In the case of colliding with another boat, the boat at fault is issued an infraction of 60 seconds, followed by a 120-second penalty for a second infraction and disqualification for a third infraction. Generally, the crew who is attempting to pass is given the right of way and the benefit of the doubt in the event of a collision. If a crew goes off the course, a ten-second penalty is assessed for each buoy passed.
In extreme cases, however, a disqualification can happen for a first offense.
“The worst things have been, we’ve had several eights leave when the dockmaster told them no, in the middle of a race,” Peterson said. “They cut across the race and almost caused collisions. Those people were disqualified.”

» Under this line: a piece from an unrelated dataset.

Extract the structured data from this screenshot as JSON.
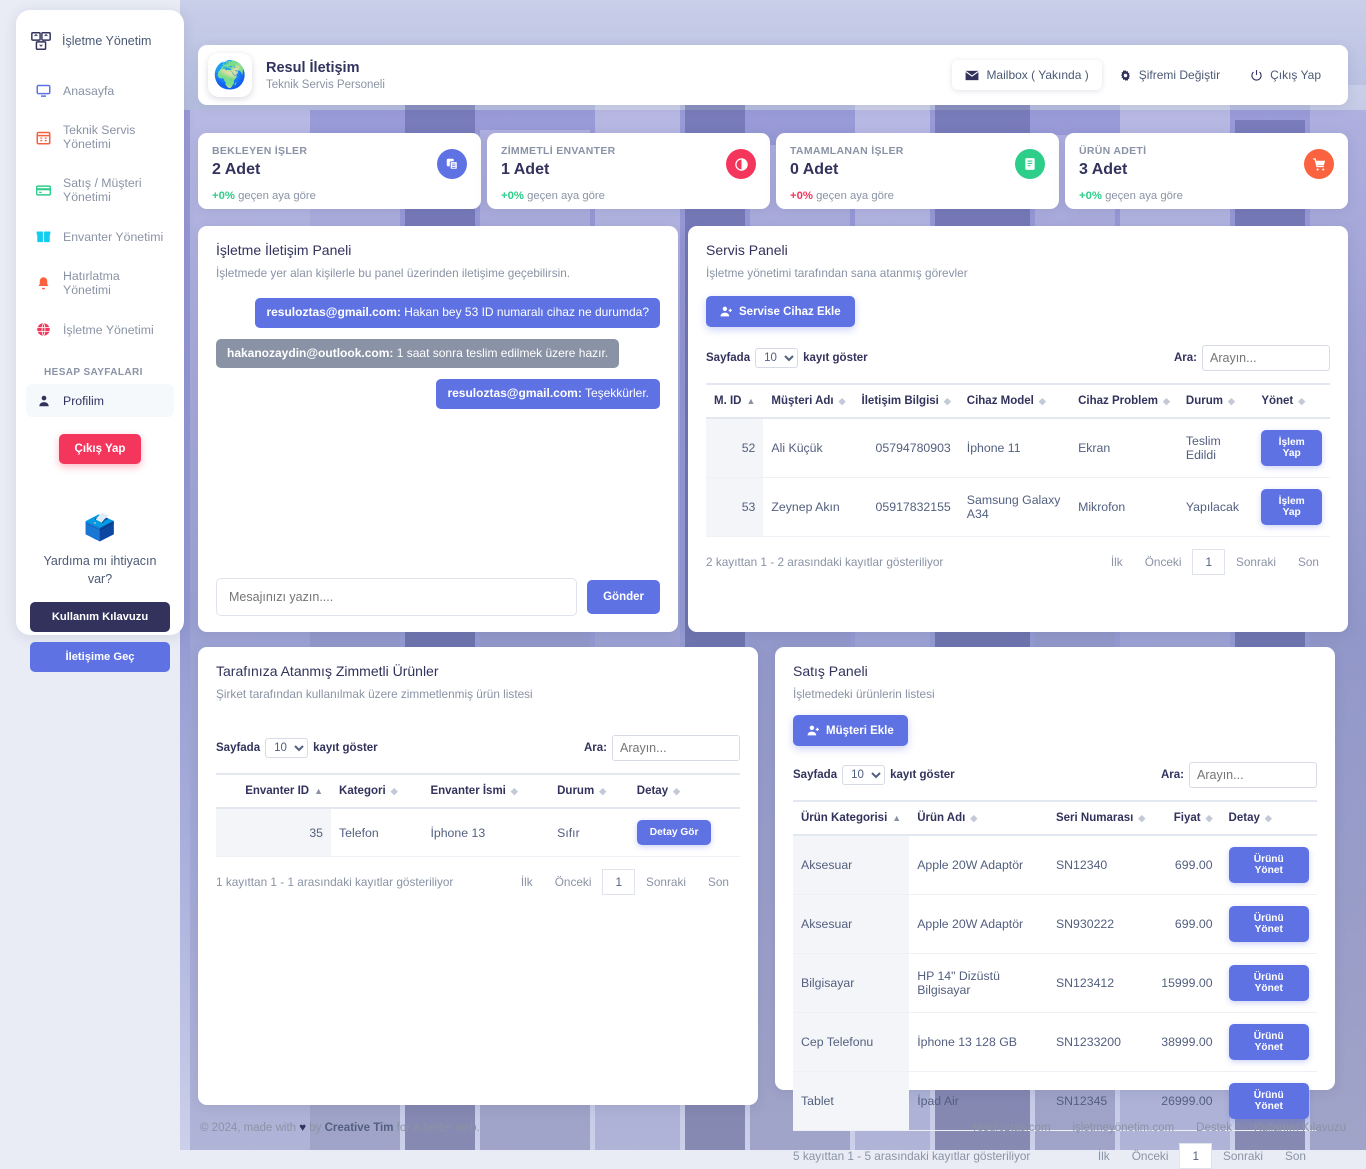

If a crew receives a penalty that they do not agree with, there is an appeals process. Umpire Central aims to post race results within fifteen minutes of a race’s completion, and teams can see any penalties they were assessed.
The Cambridge Boat Club has an ombudsman on hand during Regatta weekend, who helps teams fill out an appeal. From there, the team meets with a five-person jury who hears their side of the story.
After the meeting, the jury contacts any other teams involved, and they try to piece together what happened. Then, they call back the team and let them know their decision.
“Everyone gets a fair hearing,” Peterson said. “The goal is that no one leaves feeling they were treated unfairly. They might not like the decision, but they were treated fairly.”
To avoid a situation where a false penalty is given, Peterson and Watlington urged the new umpires to only report what they saw, not what they think happened. “If you didn’t see it, it didn’t happen,” Watlington said.